Agency and Governance in Contexts of Civil Conflict
Violent conflict results in enduring constraints to development efforts in many parts of the world. However, violence has an instrumental role beyond destruction. In particular, it is used strategically by political actors to promote social, economic and political transformation and form institutions that determine the current and future allocation of power. One way in which transformation takes place is through the emergence of local governance structures in places where the government is absent or heavily contested. In the available literature, such circumstances are usually referred to as state 'collapse' or state 'failure'. However, the collapse of 'government' does not necessarily have to be accompanied by the collapse of 'governance', rather it is accompanied by institutional changes as different non-state actors gain the monopoly over the use of violence in contested areas. The impact of the actions of these actors, and ensuing social and political transformation, on the lives of those living in contexts of violent conflict is likely to be considerable though largely unknown.

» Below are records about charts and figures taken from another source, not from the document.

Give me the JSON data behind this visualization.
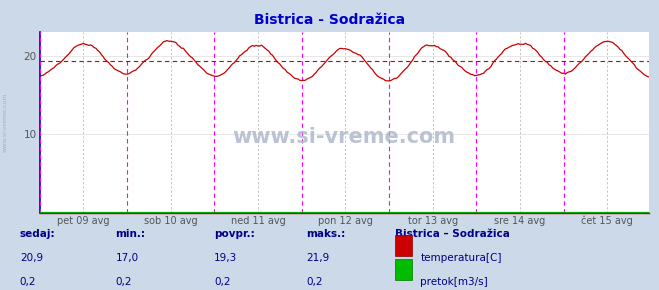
{
  "title": "Bistrica - Sodražica",
  "title_color": "#0000cc",
  "bg_color": "#ccd9e8",
  "plot_bg_color": "#ffffff",
  "x_labels": [
    "pet 09 avg",
    "sob 10 avg",
    "ned 11 avg",
    "pon 12 avg",
    "tor 13 avg",
    "sre 14 avg",
    "čet 15 avg"
  ],
  "y_ticks": [
    10,
    20
  ],
  "y_min": 0,
  "y_max": 23,
  "avg_line_y": 19.3,
  "avg_line_color": "#cc0000",
  "grid_color": "#dddddd",
  "magenta_line_color": "#ff00ff",
  "temp_line_color": "#cc0000",
  "flow_line_color": "#00aa00",
  "watermark_text": "www.si-vreme.com",
  "watermark_color": "#aaaacc",
  "sidebar_color": "#aaaaaa",
  "n_points": 336,
  "temp_min": 17.0,
  "temp_max": 21.9,
  "temp_avg": 19.3,
  "temp_now": 20.9,
  "flow_min": 0.2,
  "flow_max": 0.2,
  "flow_avg": 0.2,
  "flow_now": 0.2,
  "legend_title": "Bistrica – Sodražica",
  "legend_title_color": "#000088",
  "label_color": "#000088",
  "value_color": "#000088",
  "footer_bg": "#ccd9e8",
  "left_spine_color": "#0000cc",
  "bottom_spine_color": "#cc0000"
}
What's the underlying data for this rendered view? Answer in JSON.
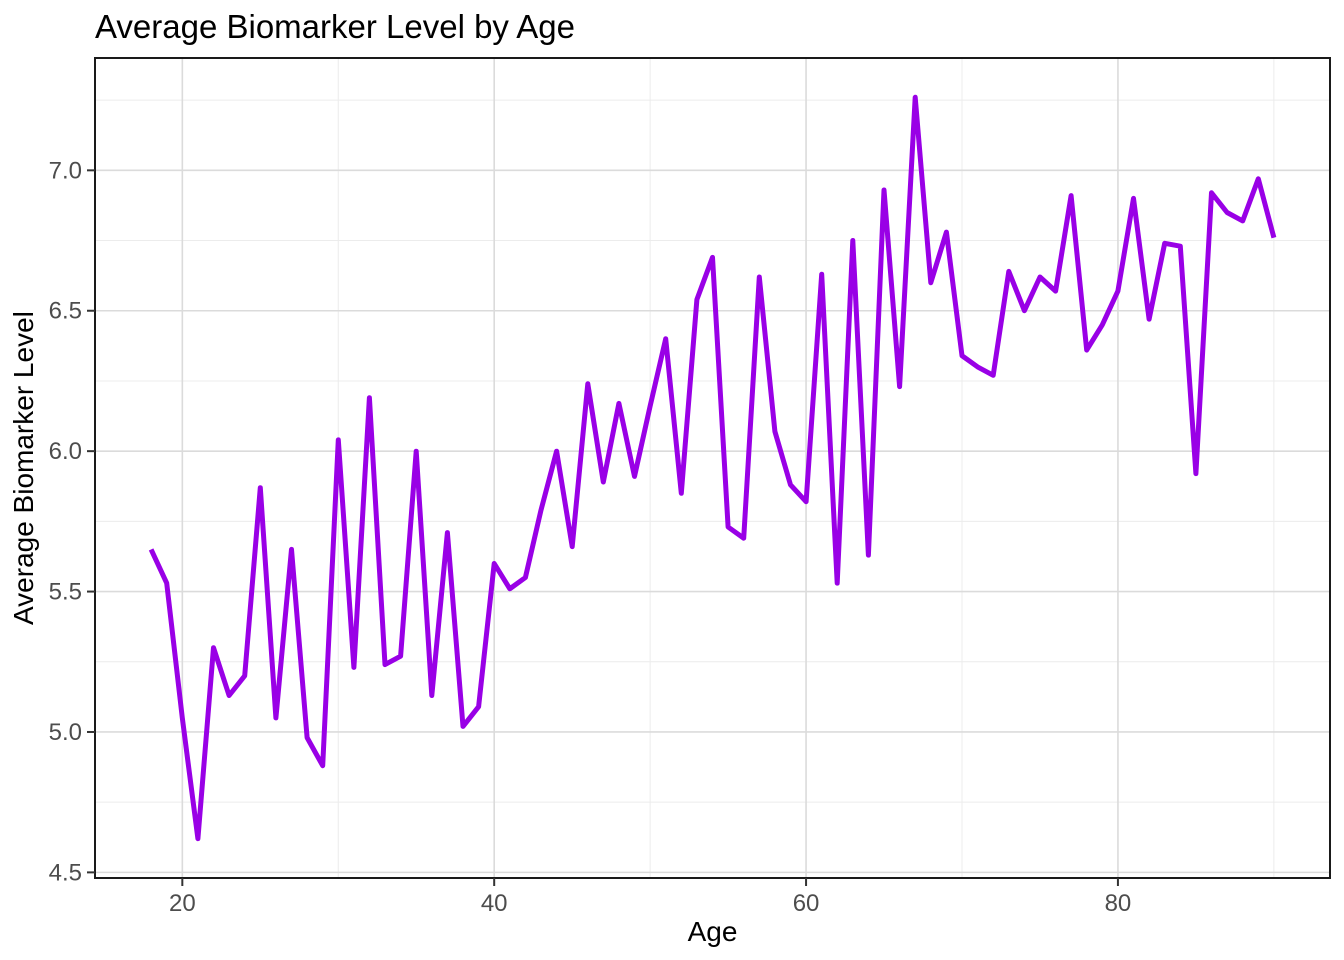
{
  "chart_data": {
    "type": "line",
    "title": "Average Biomarker Level by Age",
    "xlabel": "Age",
    "ylabel": "Average Biomarker Level",
    "grid": true,
    "legend": false,
    "xlim": [
      14.4,
      93.6
    ],
    "ylim": [
      4.48,
      7.4
    ],
    "x_ticks": {
      "major": [
        20,
        40,
        60,
        80
      ],
      "minor": [
        30,
        50,
        70,
        90
      ],
      "labels": [
        "20",
        "40",
        "60",
        "80"
      ]
    },
    "y_ticks": {
      "major": [
        4.5,
        5.0,
        5.5,
        6.0,
        6.5,
        7.0
      ],
      "minor": [
        4.75,
        5.25,
        5.75,
        6.25,
        6.75,
        7.25
      ],
      "labels": [
        "4.5",
        "5.0",
        "5.5",
        "6.0",
        "6.5",
        "7.0"
      ]
    },
    "series": [
      {
        "name": "Average Biomarker Level",
        "x": [
          18,
          19,
          20,
          21,
          22,
          23,
          24,
          25,
          26,
          27,
          28,
          29,
          30,
          31,
          32,
          33,
          34,
          35,
          36,
          37,
          38,
          39,
          40,
          41,
          42,
          43,
          44,
          45,
          46,
          47,
          48,
          49,
          50,
          51,
          52,
          53,
          54,
          55,
          56,
          57,
          58,
          59,
          60,
          61,
          62,
          63,
          64,
          65,
          66,
          67,
          68,
          69,
          70,
          71,
          72,
          73,
          74,
          75,
          76,
          77,
          78,
          79,
          80,
          81,
          82,
          83,
          84,
          85,
          86,
          87,
          88,
          89,
          90
        ],
        "y": [
          5.65,
          5.53,
          5.05,
          4.62,
          5.3,
          5.13,
          5.2,
          5.87,
          5.05,
          5.65,
          4.98,
          4.88,
          6.04,
          5.23,
          6.19,
          5.24,
          5.27,
          6.0,
          5.13,
          5.71,
          5.02,
          5.09,
          5.6,
          5.51,
          5.55,
          5.79,
          6.0,
          5.66,
          6.24,
          5.89,
          6.17,
          5.91,
          6.16,
          6.4,
          5.85,
          6.54,
          6.69,
          5.73,
          5.69,
          6.62,
          6.07,
          5.88,
          5.82,
          6.63,
          5.53,
          6.75,
          5.63,
          6.93,
          6.23,
          7.26,
          6.6,
          6.78,
          6.34,
          6.3,
          6.27,
          6.64,
          6.5,
          6.62,
          6.57,
          6.91,
          6.36,
          6.45,
          6.57,
          6.9,
          6.47,
          6.74,
          6.73,
          5.92,
          6.92,
          6.85,
          6.82,
          6.97,
          6.76
        ]
      }
    ]
  },
  "style": {
    "line_color": "#9900E6",
    "line_width": 5,
    "grid_major_color": "#DBDBDB",
    "grid_minor_color": "#ECECEC",
    "panel_border_color": "#1A1A1A",
    "panel_background": "#FFFFFF",
    "tick_mark_color": "#333333",
    "tick_label_color": "#4D4D4D",
    "title_color": "#000000",
    "background": "#FFFFFF"
  }
}
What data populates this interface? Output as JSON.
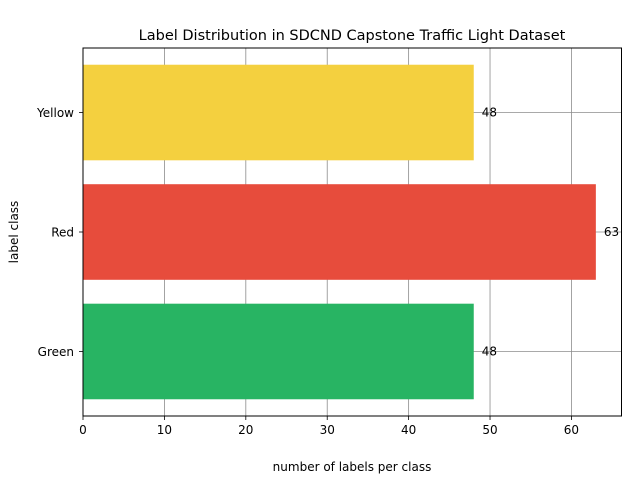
{
  "chart_data": {
    "type": "bar",
    "orientation": "horizontal",
    "title": "Label Distribution in SDCND Capstone Traffic Light Dataset",
    "xlabel": "number of labels per class",
    "ylabel": "label class",
    "categories": [
      "Green",
      "Red",
      "Yellow"
    ],
    "values": [
      48,
      63,
      48
    ],
    "colors": [
      "#28b463",
      "#e74c3c",
      "#f4d03f"
    ],
    "xlim": [
      0,
      66.15
    ],
    "xticks": [
      0,
      10,
      20,
      30,
      40,
      50,
      60
    ],
    "grid": true
  }
}
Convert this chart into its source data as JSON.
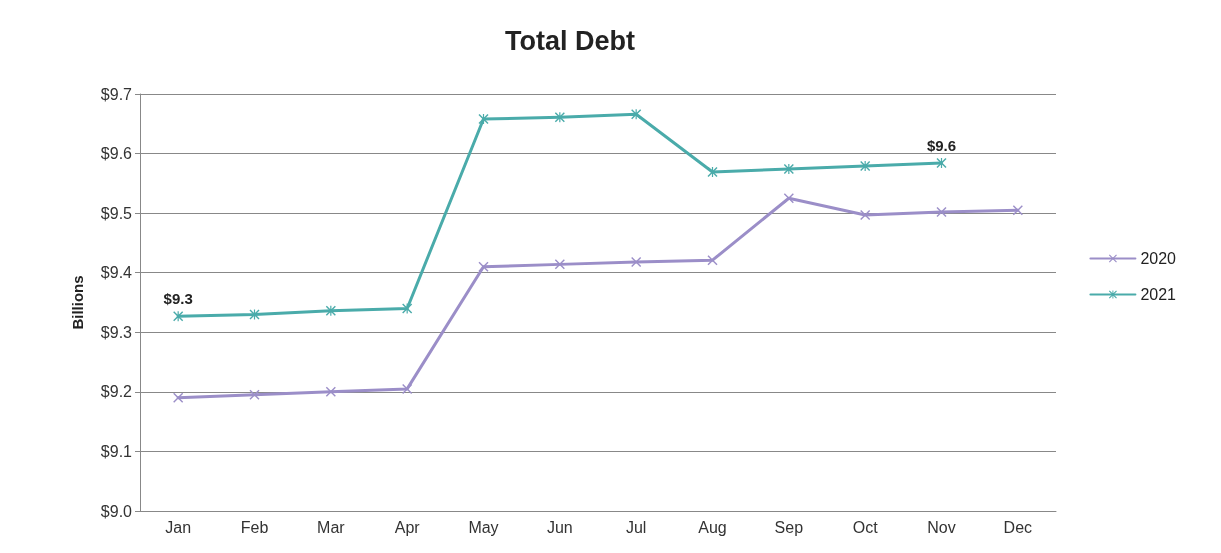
{
  "chart_data": {
    "type": "line",
    "title": "Total Debt",
    "ylabel": "Billions",
    "categories": [
      "Jan",
      "Feb",
      "Mar",
      "Apr",
      "May",
      "Jun",
      "Jul",
      "Aug",
      "Sep",
      "Oct",
      "Nov",
      "Dec"
    ],
    "series": [
      {
        "name": "2020",
        "color": "#9b8ec8",
        "marker": "cross",
        "values": [
          9.19,
          9.195,
          9.2,
          9.205,
          9.41,
          9.414,
          9.418,
          9.421,
          9.525,
          9.497,
          9.502,
          9.505
        ]
      },
      {
        "name": "2021",
        "color": "#4aabaa",
        "marker": "star",
        "values": [
          9.327,
          9.33,
          9.336,
          9.34,
          9.658,
          9.661,
          9.666,
          9.569,
          9.574,
          9.579,
          9.584,
          null
        ],
        "value_labels": [
          "$9.3",
          null,
          null,
          null,
          null,
          null,
          null,
          null,
          null,
          null,
          "$9.6",
          null
        ]
      }
    ],
    "ylim": [
      9.0,
      9.7
    ],
    "yticks": [
      {
        "value": 9.0,
        "label": "$9.0"
      },
      {
        "value": 9.1,
        "label": "$9.1"
      },
      {
        "value": 9.2,
        "label": "$9.2"
      },
      {
        "value": 9.3,
        "label": "$9.3"
      },
      {
        "value": 9.4,
        "label": "$9.4"
      },
      {
        "value": 9.5,
        "label": "$9.5"
      },
      {
        "value": 9.6,
        "label": "$9.6"
      },
      {
        "value": 9.7,
        "label": "$9.7"
      }
    ],
    "grid": "y",
    "legend": "right",
    "line_style": "solid"
  }
}
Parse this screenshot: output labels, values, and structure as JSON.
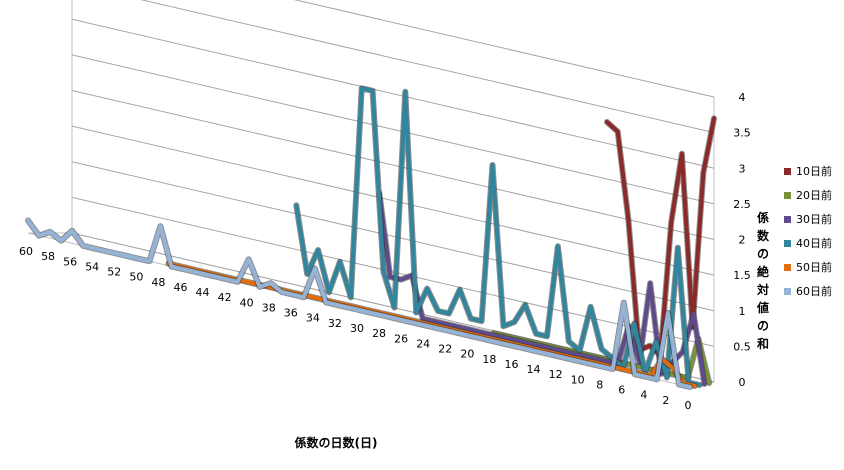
{
  "chart_data": {
    "type": "line",
    "title": "",
    "xlabel": "係数の日数(日)",
    "ylabel": "係数の絶対値の和",
    "x": [
      60,
      59,
      58,
      57,
      56,
      55,
      54,
      53,
      52,
      51,
      50,
      49,
      48,
      47,
      46,
      45,
      44,
      43,
      42,
      41,
      40,
      39,
      38,
      37,
      36,
      35,
      34,
      33,
      32,
      31,
      30,
      29,
      28,
      27,
      26,
      25,
      24,
      23,
      22,
      21,
      20,
      19,
      18,
      17,
      16,
      15,
      14,
      13,
      12,
      11,
      10,
      9,
      8,
      7,
      6,
      5,
      4,
      3,
      2,
      1,
      0
    ],
    "x_tick_labels": [
      "60",
      "58",
      "56",
      "54",
      "52",
      "50",
      "48",
      "46",
      "44",
      "42",
      "40",
      "38",
      "36",
      "34",
      "32",
      "30",
      "28",
      "26",
      "24",
      "22",
      "20",
      "18",
      "16",
      "14",
      "12",
      "10",
      "8",
      "6",
      "4",
      "2",
      "0"
    ],
    "y_tick_labels": [
      "0",
      "0.5",
      "1",
      "1.5",
      "2",
      "2.5",
      "3",
      "3.5",
      "4"
    ],
    "ylim": [
      0,
      4
    ],
    "legend_position": "right",
    "grid": true,
    "series": [
      {
        "name": "10日前",
        "color": "#8B2A28",
        "values": [
          null,
          null,
          null,
          null,
          null,
          null,
          null,
          null,
          null,
          null,
          null,
          null,
          null,
          null,
          null,
          null,
          null,
          null,
          null,
          null,
          null,
          null,
          null,
          null,
          null,
          null,
          null,
          null,
          null,
          null,
          null,
          null,
          null,
          null,
          null,
          null,
          null,
          null,
          null,
          null,
          null,
          null,
          null,
          null,
          null,
          null,
          null,
          null,
          null,
          null,
          3.3,
          3.2,
          2,
          0.2,
          0.3,
          0.2,
          2.1,
          3.1,
          0.7,
          2.9,
          3.7
        ]
      },
      {
        "name": "20日前",
        "color": "#77933C",
        "values": [
          null,
          null,
          null,
          null,
          null,
          null,
          null,
          null,
          null,
          null,
          null,
          null,
          null,
          null,
          null,
          null,
          null,
          null,
          null,
          null,
          null,
          null,
          null,
          null,
          null,
          null,
          null,
          null,
          null,
          null,
          null,
          null,
          null,
          null,
          null,
          null,
          null,
          null,
          null,
          null,
          0,
          0,
          0,
          0,
          0,
          0,
          0,
          0,
          0,
          0,
          0,
          0,
          0,
          0,
          0,
          0,
          0,
          0,
          0,
          0.6,
          0
        ]
      },
      {
        "name": "30日前",
        "color": "#5F4A8B",
        "values": [
          null,
          null,
          null,
          null,
          null,
          null,
          null,
          null,
          null,
          null,
          null,
          null,
          null,
          null,
          null,
          null,
          null,
          null,
          null,
          null,
          null,
          null,
          null,
          null,
          null,
          null,
          null,
          null,
          null,
          null,
          1.7,
          0.5,
          0.5,
          0.6,
          0,
          0,
          0,
          0,
          0,
          0,
          0,
          0,
          0,
          0,
          0,
          0,
          0,
          0,
          0,
          0,
          0,
          0,
          0,
          0.6,
          0.1,
          1.3,
          0,
          0.2,
          0.4,
          1,
          0
        ]
      },
      {
        "name": "40日前",
        "color": "#31859C",
        "values": [
          null,
          null,
          null,
          null,
          null,
          null,
          null,
          null,
          null,
          null,
          null,
          null,
          null,
          null,
          null,
          null,
          null,
          null,
          null,
          null,
          null,
          null,
          null,
          1.3,
          0.3,
          0.7,
          0.1,
          0.6,
          0.1,
          3.3,
          3.3,
          0.6,
          0.1,
          3.4,
          0.1,
          0.5,
          0.2,
          0.2,
          0.6,
          0.2,
          0.2,
          2.6,
          0.2,
          0.3,
          0.6,
          0.2,
          0.2,
          1.6,
          0.2,
          0.1,
          0.8,
          0.2,
          0.1,
          0,
          0.7,
          0,
          0.5,
          0,
          2,
          0,
          0
        ]
      },
      {
        "name": "50日前",
        "color": "#E46C0A",
        "values": [
          null,
          null,
          null,
          null,
          null,
          null,
          null,
          null,
          null,
          null,
          null,
          null,
          0,
          0,
          0,
          0,
          0,
          0,
          0,
          0,
          0,
          0,
          0,
          0,
          0,
          0,
          0,
          0,
          0,
          0,
          0,
          0,
          0,
          0,
          0,
          0,
          0,
          0,
          0,
          0,
          0,
          0,
          0,
          0,
          0,
          0,
          0,
          0,
          0,
          0,
          0,
          0,
          0,
          0,
          0,
          0,
          0,
          0.3,
          0.2,
          0,
          0
        ]
      },
      {
        "name": "60日前",
        "color": "#95B3D7",
        "values": [
          0.2,
          0,
          0.1,
          0,
          0.2,
          0,
          0,
          0,
          0,
          0,
          0,
          0,
          0.6,
          0,
          0,
          0,
          0,
          0,
          0,
          0,
          0.4,
          0,
          0.1,
          0,
          0,
          0,
          0.5,
          0,
          0,
          0,
          0,
          0,
          0,
          0,
          0,
          0,
          0,
          0,
          0,
          0,
          0,
          0,
          0,
          0,
          0,
          0,
          0,
          0,
          0,
          0,
          0,
          0,
          0,
          0,
          1.1,
          0,
          0,
          0,
          1.1,
          0,
          0
        ]
      }
    ]
  }
}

The main purpose of this study is to fill this theoretical, empirical and policy gap by analysing how the relationship between populations living in contexts of violence and armed non-state actors controlling or contesting those areas results in forms of local governance and order, and how these in turn affect the access to and effectiveness of livelihoods adopted by individuals and communities in contexts of violence. The study is based on comparative qualitative and quantitative empirical work in Colombia, India, Lebanon, Niger and South Africa.